Why was Asghuri Begum burnt alive by the British in 1857?

Saquib Salim

The British Army led by Major Sawyer attacked Thana Bhavan, a town in Muzaffarnagar liberated by the Indian revolutionaries during the First War of Independence, in October 1857. They were amazed to see that, unlike their European counterparts, women in the villages surrounding the town were actively taking part in the armed battles. As a measure to terrorize the women, Sawyer captured Asghuri Begum, who was organizing a band of women for fighting the British, and burnt her alive.

In the annals of history in general and feminist history in particular the First War of Independence should be written with golden words. While Rani of Jhansi and Begum Hazrat Mahal led armies against the foreign rulers, rural women in Muzaffarnagar organized themselves into armed bands to fight the British Army.
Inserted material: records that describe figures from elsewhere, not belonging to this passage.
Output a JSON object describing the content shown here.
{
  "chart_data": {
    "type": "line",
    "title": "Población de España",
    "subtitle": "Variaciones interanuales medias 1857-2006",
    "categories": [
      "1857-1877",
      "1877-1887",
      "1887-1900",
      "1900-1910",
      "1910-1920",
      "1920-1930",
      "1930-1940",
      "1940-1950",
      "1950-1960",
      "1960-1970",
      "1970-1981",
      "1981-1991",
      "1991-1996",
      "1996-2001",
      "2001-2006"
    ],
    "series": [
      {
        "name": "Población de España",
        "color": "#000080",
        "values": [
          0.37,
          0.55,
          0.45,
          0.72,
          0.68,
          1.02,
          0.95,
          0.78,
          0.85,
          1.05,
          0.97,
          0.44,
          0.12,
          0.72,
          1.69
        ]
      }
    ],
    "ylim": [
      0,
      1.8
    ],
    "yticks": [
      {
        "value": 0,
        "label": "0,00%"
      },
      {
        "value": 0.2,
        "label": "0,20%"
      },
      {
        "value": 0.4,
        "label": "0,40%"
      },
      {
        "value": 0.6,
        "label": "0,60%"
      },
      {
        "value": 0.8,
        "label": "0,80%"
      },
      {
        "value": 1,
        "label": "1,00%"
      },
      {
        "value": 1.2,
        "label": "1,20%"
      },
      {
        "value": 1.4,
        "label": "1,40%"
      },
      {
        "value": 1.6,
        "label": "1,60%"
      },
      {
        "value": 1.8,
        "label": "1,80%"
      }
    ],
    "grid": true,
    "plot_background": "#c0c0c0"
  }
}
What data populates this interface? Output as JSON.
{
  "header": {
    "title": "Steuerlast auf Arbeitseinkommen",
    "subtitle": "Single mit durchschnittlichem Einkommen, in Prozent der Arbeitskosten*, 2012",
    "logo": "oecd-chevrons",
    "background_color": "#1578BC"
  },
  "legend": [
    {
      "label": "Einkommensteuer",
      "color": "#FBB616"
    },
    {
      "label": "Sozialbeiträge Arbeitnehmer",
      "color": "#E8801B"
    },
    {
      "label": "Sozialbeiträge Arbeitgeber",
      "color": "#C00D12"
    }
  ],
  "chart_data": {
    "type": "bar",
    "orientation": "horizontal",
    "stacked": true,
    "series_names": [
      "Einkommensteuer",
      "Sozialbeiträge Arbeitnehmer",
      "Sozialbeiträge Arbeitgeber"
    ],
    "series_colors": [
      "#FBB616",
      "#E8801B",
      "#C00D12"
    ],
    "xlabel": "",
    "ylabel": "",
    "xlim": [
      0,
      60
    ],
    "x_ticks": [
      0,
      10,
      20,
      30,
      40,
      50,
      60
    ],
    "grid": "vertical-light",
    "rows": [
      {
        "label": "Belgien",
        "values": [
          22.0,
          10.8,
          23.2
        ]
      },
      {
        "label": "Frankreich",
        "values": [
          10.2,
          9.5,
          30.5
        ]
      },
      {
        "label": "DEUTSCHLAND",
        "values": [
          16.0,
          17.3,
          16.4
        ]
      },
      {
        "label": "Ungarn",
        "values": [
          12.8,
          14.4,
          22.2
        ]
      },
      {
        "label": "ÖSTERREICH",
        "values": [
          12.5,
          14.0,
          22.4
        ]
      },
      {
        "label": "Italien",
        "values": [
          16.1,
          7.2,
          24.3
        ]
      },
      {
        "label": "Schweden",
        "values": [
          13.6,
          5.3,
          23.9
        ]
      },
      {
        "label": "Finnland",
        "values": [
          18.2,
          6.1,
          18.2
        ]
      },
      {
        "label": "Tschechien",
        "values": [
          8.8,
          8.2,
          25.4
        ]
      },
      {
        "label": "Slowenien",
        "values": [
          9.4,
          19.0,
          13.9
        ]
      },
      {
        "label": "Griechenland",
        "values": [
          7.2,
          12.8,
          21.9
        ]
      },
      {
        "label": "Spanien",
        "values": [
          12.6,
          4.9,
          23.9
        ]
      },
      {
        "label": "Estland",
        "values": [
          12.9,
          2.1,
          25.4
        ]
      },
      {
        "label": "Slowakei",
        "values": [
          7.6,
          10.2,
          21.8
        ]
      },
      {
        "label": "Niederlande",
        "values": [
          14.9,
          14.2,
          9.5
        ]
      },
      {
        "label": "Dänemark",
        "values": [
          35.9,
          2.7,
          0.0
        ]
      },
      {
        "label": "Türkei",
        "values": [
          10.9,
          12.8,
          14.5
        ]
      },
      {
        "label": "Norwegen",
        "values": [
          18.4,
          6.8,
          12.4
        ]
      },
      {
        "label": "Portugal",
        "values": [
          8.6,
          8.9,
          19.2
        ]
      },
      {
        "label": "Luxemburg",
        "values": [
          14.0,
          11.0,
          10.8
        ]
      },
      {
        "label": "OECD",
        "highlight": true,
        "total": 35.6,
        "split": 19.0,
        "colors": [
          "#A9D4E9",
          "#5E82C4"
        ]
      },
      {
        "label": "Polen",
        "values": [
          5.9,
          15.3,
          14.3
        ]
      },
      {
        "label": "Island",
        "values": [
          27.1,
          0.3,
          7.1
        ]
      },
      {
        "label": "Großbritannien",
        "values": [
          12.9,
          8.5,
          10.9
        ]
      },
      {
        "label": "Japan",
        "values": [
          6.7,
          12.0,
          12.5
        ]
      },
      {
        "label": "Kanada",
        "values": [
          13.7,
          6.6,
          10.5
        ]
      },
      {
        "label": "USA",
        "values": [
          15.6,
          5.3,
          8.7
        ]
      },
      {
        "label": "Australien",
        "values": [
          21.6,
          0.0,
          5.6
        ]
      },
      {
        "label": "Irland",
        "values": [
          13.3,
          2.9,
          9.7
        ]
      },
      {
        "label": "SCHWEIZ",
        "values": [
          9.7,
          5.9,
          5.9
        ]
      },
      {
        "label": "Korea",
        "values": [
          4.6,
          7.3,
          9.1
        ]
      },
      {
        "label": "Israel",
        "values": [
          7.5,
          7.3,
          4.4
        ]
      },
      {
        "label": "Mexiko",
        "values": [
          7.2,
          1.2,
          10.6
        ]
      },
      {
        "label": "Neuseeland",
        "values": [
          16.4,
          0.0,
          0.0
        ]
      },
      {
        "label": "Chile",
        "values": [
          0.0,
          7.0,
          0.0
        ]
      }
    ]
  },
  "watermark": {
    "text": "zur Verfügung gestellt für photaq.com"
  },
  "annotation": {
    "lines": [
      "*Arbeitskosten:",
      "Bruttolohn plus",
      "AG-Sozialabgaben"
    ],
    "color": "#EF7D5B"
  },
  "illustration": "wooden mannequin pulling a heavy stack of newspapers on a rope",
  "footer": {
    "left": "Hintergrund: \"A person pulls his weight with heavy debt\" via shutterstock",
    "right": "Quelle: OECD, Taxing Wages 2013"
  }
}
If Sawyer thought that by killing Asghuri publicly in one of the most horrendous manners he could instill fear among Indian women, he was wrong. In other parts of Muzaffarnagar Habiba and Jamila persuaded women to take up arms to serve the motherland. Both of them were later captured and hanged.

However, many other nationalist women remained untouched. Bibi, Noori, Rahimi, Ranberi, Shobha Devi, Umuda, Raj Kaur, and several brave women embraced martyrdom on the battlefield.

Mam Kaur, Bhagwani, and Asha Devi were also hanged for taking up arms for freeing their motherland.

These are just a few of the names among hundreds of women revolutionaries who have survived into our records after brutal repression by the British and later neglect from the Indians as well. It is our national duty that we do not let their names erase from national consciousness and tell Europe that much before they could imagine a women’s combat force our women fought their mighty British Empire under their leadership.